April marks four months into my own knitting journey. Last night I turned to the bathroom mirror after a shower and I noticed my chest and neck. They are usually full of angry marks and healing scabs, and my compulsion is always to use the magnified mirror to see what else I can pick at, to carve away something that sits under the skin. Last night the skin was nearly clear, and I resisted the urge to open up a new set of wounds. It felt something like progress.
Lauren McKeaney started the Picking Me Foundation to raise awareness of dermatillomania after her own debilitating experiences with it. The foundation runs online support groups with over 800 people who deal with skin picking.
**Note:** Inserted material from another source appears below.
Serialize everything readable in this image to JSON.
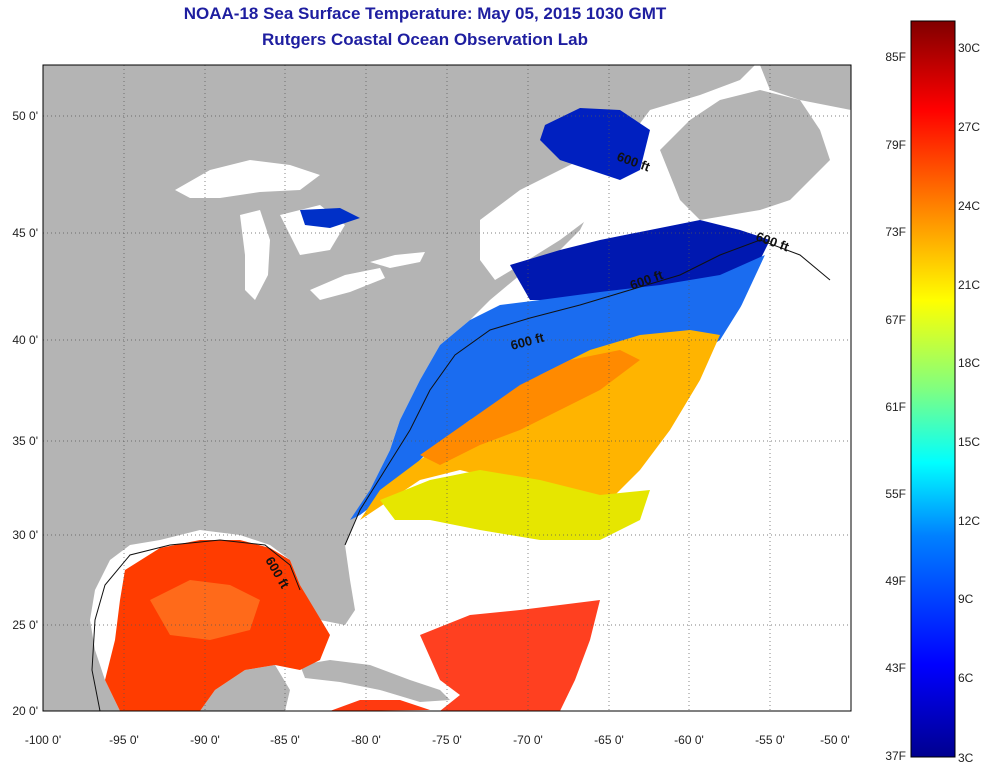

Speaking to Refinery29, Lauren said: “There’s something super impactful in hearing your experience validated by others in the same Zoom room that I’m proud and honoured to foster.” New members are welcome and encouraged to join the activities and share their coping mechanisms with other members within the group.
For me, knitting is not the perfect solution. Once one thing is solved, another rears its head. My hands cramp up, sometimes I experience tremors. I have a genetic condition that stops the sinewy parts between my bones and muscles from functioning properly. It makes holding things painful, repeated motions uncomfortable. If I spend too long with my needles at night, I ache the next day. But right now it is a price I am willing to pay to stop the picking.